Forgiveness is a personal choice that sets me free to see beautiful again.

Forgiveness allows something that would have wrecked me to turn into my greatest growth, instead.

True forgiveness doesn’t hide sin, but exposes it and deals with it. Only then can you properly release it.

When you hide or deny what’s been done to you, you keep and hold the event in your heart as something permanent. Bringing it to light allows you to hand it over to the Giver of Light where nothing is hidden and all things will be manifest one day. This process is imperative to keep you on track with your purpose.

Seeing the goodness of God allows me to let go of the depravity of man.

I can forgive my husband. I can forgive the girl I used to mother, right along with my own children. I can forgive them.

I can know there’s a baby coming, and I can withhold bitterness toward the child who will rival my own children’s attention from their father.

Seeing the goodness of God changes everything.

Because I trust God, I can give the situation into God’s hands, knowing that God knows all, sees all, and has wisdom for all circumstances. Giving my ex-husband and his girlfriend into God’s hands allows me to walk away internally and not have to look back for anything.

I don’t have to get revenge. Walking around with a chip on my shoulder is unbecoming to a daughter of the King who knows she is loved and cared for. It is what it is—but God is also who He says He is—and He doesn’t take it lightly when His sons or daughters are trampled on.

I’m in good hands when I’m in the hands of God.
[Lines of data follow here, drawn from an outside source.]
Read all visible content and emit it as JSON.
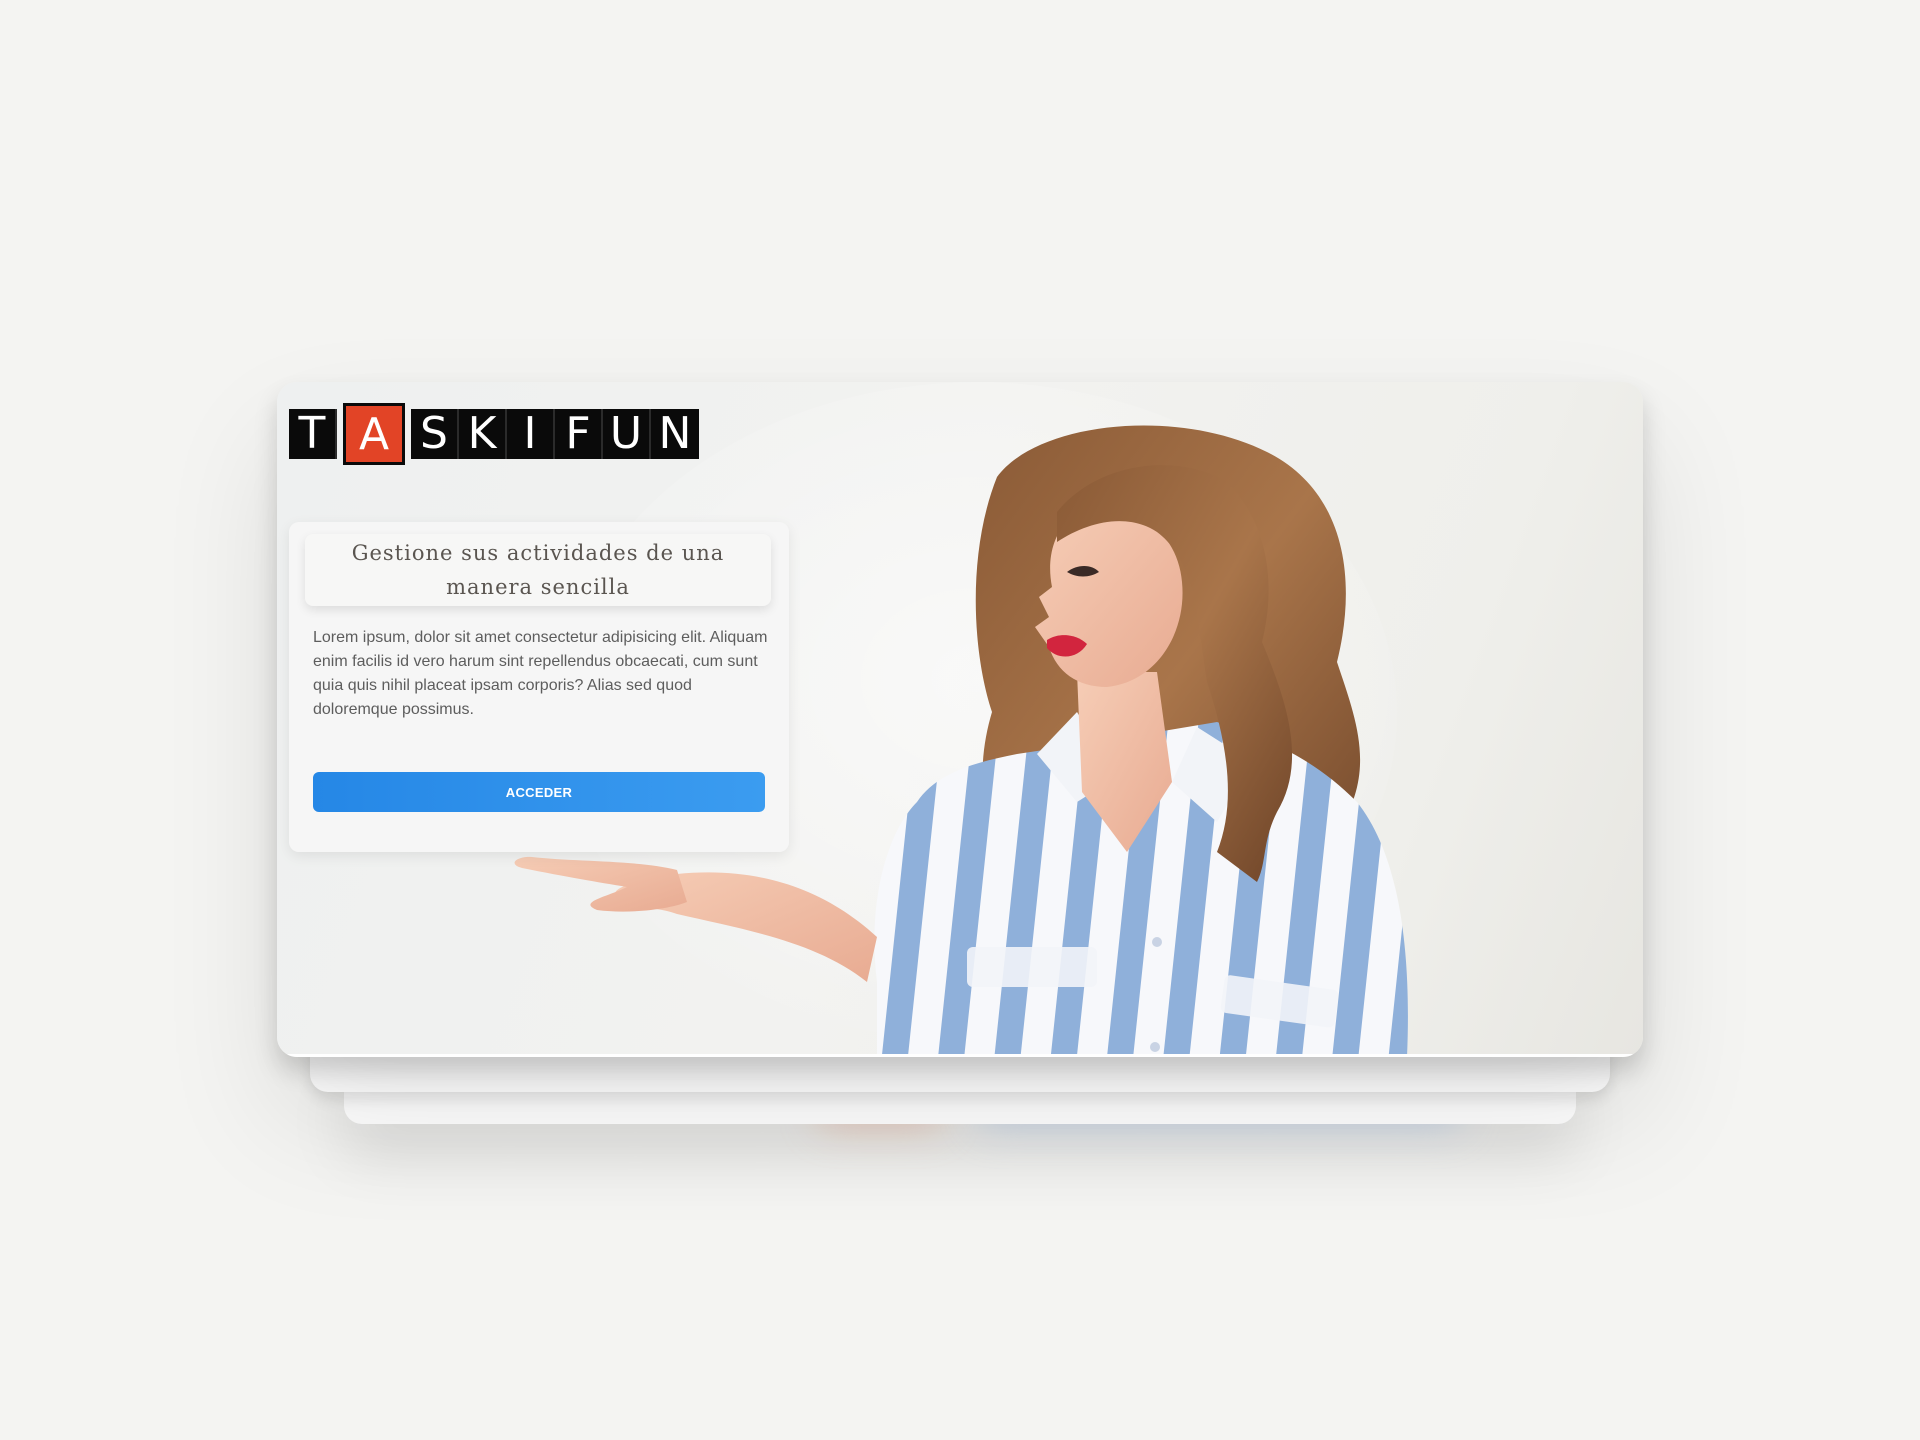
{
  "logo": {
    "letters": [
      "T",
      "A",
      "S",
      "K",
      "I",
      "F",
      "U",
      "N"
    ],
    "alt": "TASKIFUN"
  },
  "hero": {
    "headline": "Gestione sus actividades de una manera sencilla",
    "body": "Lorem ipsum, dolor sit amet consectetur adipisicing elit. Aliquam enim facilis id vero harum sint repellendus obcaecati, cum sunt quia quis nihil placeat ipsam corporis? Alias sed quod doloremque possimus.",
    "cta_label": "ACCEDER",
    "image": "woman-presenting-photo"
  },
  "colors": {
    "accent": "#e24426",
    "button": "#2587e6",
    "background": "#f4f4f2",
    "shirt_stripe": "#8fb0da"
  }
}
And when I ask myself for the hundredth time, “What does forgiveness look like?”, I can know that Jesus knows what forgiveness looks and feels like when I don’t know.

I still feel angry sometimes.

I still cry sometimes.

But all of it leads me toward grace. Enter your grief and engage your anger for a season, but allow both to pull you toward God where He engages both in a mighty win over death, hell, and everything in between.

Forgiveness allows my pain to propel me toward my purpose. On the other hand, denial would push me into numbness where I would feel no anger, no grief, and—hear this carefully—I would also feel no passion, no pleasure, and no purpose.

Trying to stay righteous by denying anger is the death to true life. You were meant to feel angry over some things. You just can’t allow anger to push you to bitterness. Jesus never asked you to feel no anger; He did ask you not to sin when you’re angry. (Ephesians 4:26)

True holiness never renders a person numb and silent; it always pulls a person toward life and purpose.

As Lysa Tuerkurst so beautifully says, “I choose to forgive; and for whatever my feelings will not allow, the blood of Jesus will cover.” (Forgiving What You Can’t Forget by LT).

Engage your grief and allow it to pull you into GRACE.

Every day, say it aloud, “I choose to forgive.”